Olivier Père

Un crime dans la tête de John Frankenheimer

ARTE diffuse Un crime dans la tête (The Manchurian Candidate, 1962) mercredi 20 juillet à 23h05.

 « Raymond Shaw (Laurence Harvey, photo en tête de texte) est un médaillé de la Guerre de Corée pour faits d’armes. Cependant, Bennett Marco (Frank Sinatra, dans l’un de ses meilleurs rôles), commandant, à l’époque, le peloton de Shaw, a des doutes sur ces exploits. De plus, il est assailli de cauchemars troublants qui vont l’amener à enquêter avec la CIA et le FBI sur R. Shaw. Qui est réellement celui-ci ? Adulé ou haï par ses hommes ? Héros de guerre ou agent double infiltré aux Etats-Unis ? Tueur de sang-froid ou psychopathe manipulé par une mère abusive (Angela Lansbury, géniale), qui tire aussi les ficelles de la campagne politique de son nouveau mari ? »

 Un crime dans la tête est le cinquième long métrage de John Frankenheimer qui fit ses débuts de metteur en scène à la télévision, où il acquit une grande notoriété dans la réalisation de dramatiques en direct. Ses méthodes de tournage à plusieurs caméras, pour respecter l’unité de temps de captations d’adaptations littéraires ou théâtrales inspireront Coppola au moment où ce dernier voulait tourner Coup de cœur en vidéo et en plans-séquences.

Après avoir signé plus d’une centaine d’émissions télévisées, Frankenheimer, technicien hors pair décide de se consacrer au cinéma à partir du début des années 60, et va s’atteler à des projets particulièrement ambitieux et visionnaires sur la politique et la société américaines.

Un crime dans la tête est l’une de ses réussites les plus spectaculaires et demeure un modèle de thriller paranoïaque, dans lequel les postulats délirants du scénario et certains partis-pris formels proches du fantastique et de la science-fiction s’inscrivent dans le contexte réaliste de la Guerre froide et de l’hystérie anticommuniste. Frankenheimer développe un style à la fois baroque et froid, avec une utilisation virtuose de la profondeur de champ, du grand angle et de cadrages dissonants qui renforcent le climat de malaise et de folie qui s’empare progressivement du film. Frankenheimer ira encore plus loin dans l’expérimentation visuelle avec L’Opération diabolique en 1966.

Les thèmes de l’assassinat politique et du lavage de cerveau seront de nouveau illustrés la décennie suivante dans d’autres œuvres marquantes du cinéma américain, comme À cause d’un assassinat de Alan J. Pakula.

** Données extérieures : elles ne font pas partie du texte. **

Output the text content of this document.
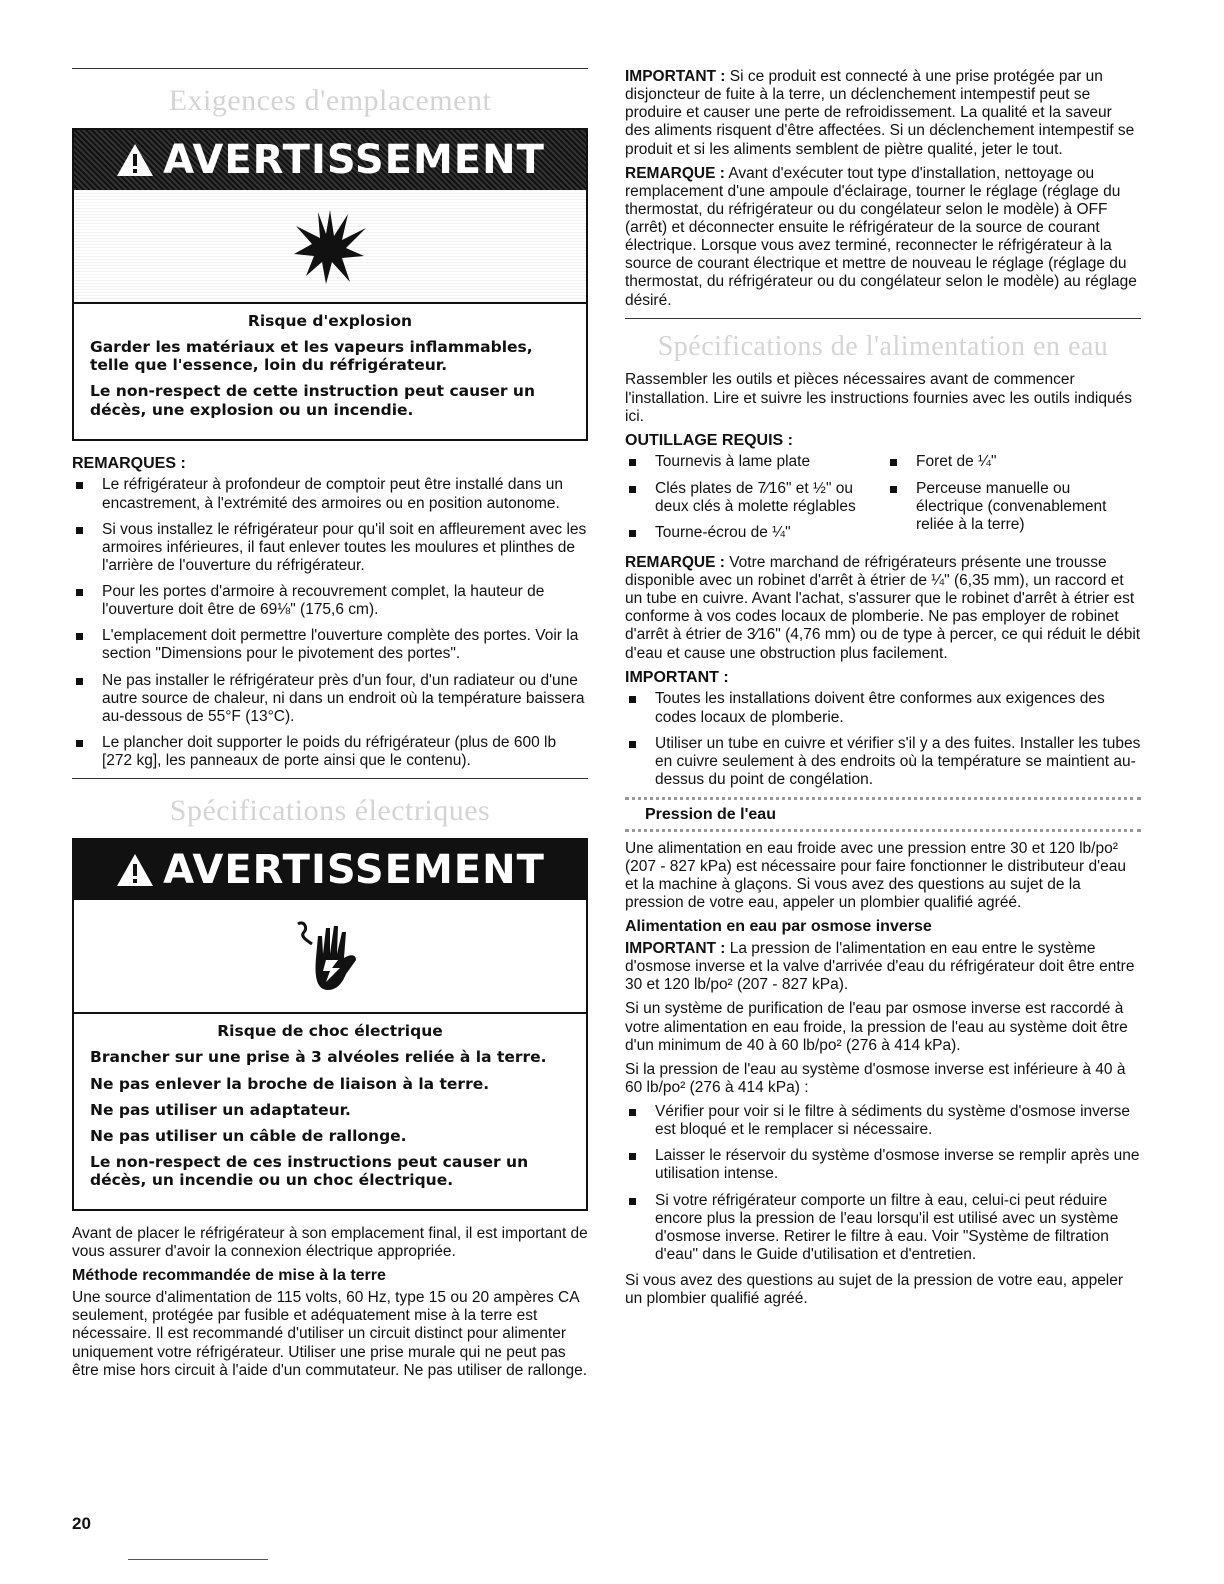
Exigences d'emplacement
AVERTISSEMENT
Risque d'explosion

Garder les matériaux et les vapeurs inflammables, telle que l'essence, loin du réfrigérateur.

Le non-respect de cette instruction peut causer un décès, une explosion ou un incendie.

REMARQUES :
Le réfrigérateur à profondeur de comptoir peut être installé dans un encastrement, à l'extrémité des armoires ou en position autonome.
Si vous installez le réfrigérateur pour qu'il soit en affleurement avec les armoires inférieures, il faut enlever toutes les moulures et plinthes de l'arrière de l'ouverture du réfrigérateur.
Pour les portes d'armoire à recouvrement complet, la hauteur de l'ouverture doit être de 69⅛" (175,6 cm).
L'emplacement doit permettre l'ouverture complète des portes. Voir la section "Dimensions pour le pivotement des portes".
Ne pas installer le réfrigérateur près d'un four, d'un radiateur ou d'une autre source de chaleur, ni dans un endroit où la température baissera au-dessous de 55°F (13°C).
Le plancher doit supporter le poids du réfrigérateur (plus de 600 lb [272 kg], les panneaux de porte ainsi que le contenu).
Spécifications électriques
AVERTISSEMENT
Risque de choc électrique

Brancher sur une prise à 3 alvéoles reliée à la terre.

Ne pas enlever la broche de liaison à la terre.

Ne pas utiliser un adaptateur.

Ne pas utiliser un câble de rallonge.

Le non-respect de ces instructions peut causer un décès, un incendie ou un choc électrique.

Avant de placer le réfrigérateur à son emplacement final, il est important de vous assurer d'avoir la connexion électrique appropriée.

Méthode recommandée de mise à la terre

Une source d'alimentation de 115 volts, 60 Hz, type 15 ou 20 ampères CA seulement, protégée par fusible et adéquatement mise à la terre est nécessaire. Il est recommandé d'utiliser un circuit distinct pour alimenter uniquement votre réfrigérateur. Utiliser une prise murale qui ne peut pas être mise hors circuit à l'aide d'un commutateur. Ne pas utiliser de rallonge.

IMPORTANT : Si ce produit est connecté à une prise protégée par un disjoncteur de fuite à la terre, un déclenchement intempestif peut se produire et causer une perte de refroidissement. La qualité et la saveur des aliments risquent d'être affectées. Si un déclenchement intempestif se produit et si les aliments semblent de piètre qualité, jeter le tout.

REMARQUE : Avant d'exécuter tout type d'installation, nettoyage ou remplacement d'une ampoule d'éclairage, tourner le réglage (réglage du thermostat, du réfrigérateur ou du congélateur selon le modèle) à OFF (arrêt) et déconnecter ensuite le réfrigérateur de la source de courant électrique. Lorsque vous avez terminé, reconnecter le réfrigérateur à la source de courant électrique et mettre de nouveau le réglage (réglage du thermostat, du réfrigérateur ou du congélateur selon le modèle) au réglage désiré.

Spécifications de l'alimentation en eau

Rassembler les outils et pièces nécessaires avant de commencer l'installation. Lire et suivre les instructions fournies avec les outils indiqués ici.

OUTILLAGE REQUIS :
Tournevis à lame plate
Clés plates de 7⁄16" et ½" ou deux clés à molette réglables
Tourne-écrou de ¼"
Foret de ¼"
Perceuse manuelle ou électrique (convenablement reliée à la terre)

REMARQUE : Votre marchand de réfrigérateurs présente une trousse disponible avec un robinet d'arrêt à étrier de ¼" (6,35 mm), un raccord et un tube en cuivre. Avant l'achat, s'assurer que le robinet d'arrêt à étrier est conforme à vos codes locaux de plomberie. Ne pas employer de robinet d'arrêt à étrier de 3⁄16" (4,76 mm) ou de type à percer, ce qui réduit le débit d'eau et cause une obstruction plus facilement.

IMPORTANT :
Toutes les installations doivent être conformes aux exigences des codes locaux de plomberie.
Utiliser un tube en cuivre et vérifier s'il y a des fuites. Installer les tubes en cuivre seulement à des endroits où la température se maintient au-dessus du point de congélation.
Pression de l'eau

Une alimentation en eau froide avec une pression entre 30 et 120 lb/po² (207 - 827 kPa) est nécessaire pour faire fonctionner le distributeur d'eau et la machine à glaçons. Si vous avez des questions au sujet de la pression de votre eau, appeler un plombier qualifié agréé.

Alimentation en eau par osmose inverse

IMPORTANT : La pression de l'alimentation en eau entre le système d'osmose inverse et la valve d'arrivée d'eau du réfrigérateur doit être entre 30 et 120 lb/po² (207 - 827 kPa).

Si un système de purification de l'eau par osmose inverse est raccordé à votre alimentation en eau froide, la pression de l'eau au système doit être d'un minimum de 40 à 60 lb/po² (276 à 414 kPa).

Si la pression de l'eau au système d'osmose inverse est inférieure à 40 à 60 lb/po² (276 à 414 kPa) :

Vérifier pour voir si le filtre à sédiments du système d'osmose inverse est bloqué et le remplacer si nécessaire.
Laisser le réservoir du système d'osmose inverse se remplir après une utilisation intense.
Si votre réfrigérateur comporte un filtre à eau, celui-ci peut réduire encore plus la pression de l'eau lorsqu'il est utilisé avec un système d'osmose inverse. Retirer le filtre à eau. Voir "Système de filtration d'eau" dans le Guide d'utilisation et d'entretien.

Si vous avez des questions au sujet de la pression de votre eau, appeler un plombier qualifié agréé.

20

Quant à la scène de la préparation du meurtre lors d’un meeting politique, elle est reprise sans équivoque par De Palma dans Phantom of the Paradise. Le film de Frankenheimer était sans doute trop en avance sur son temps. Malgré son succès commercial, il ne fut pas pris au sérieux et recevra de mauvaises critiques notamment en France, où la presse de gauche se déchainera contre « un imaginaire de bande dessinée », avec méchants chinois experts en arts martiaux, mère diabolique et ancien soldat transformé en robot assassin.

Le film sortit aux Etats-Unis le 24 octobre 1962. Le 22 novembre 1963 le président Kennedy est assassiné à Dallas, apportant au film de Frankenheimer, ardent supporter, comme Sinatra, de JFK, un statut prophétique. Quelques années plus tard, Frankenheimer participa activement à la campagne présidentielle de son ami le sénateur Robert F. Kennedy. Le 5 juin 1968 c’était le cinéaste qui conduisait RFK à l’Hôtel Ambassador de Los Angeles où il fut abattu, le soir de sa victoire à la primaire de Californie.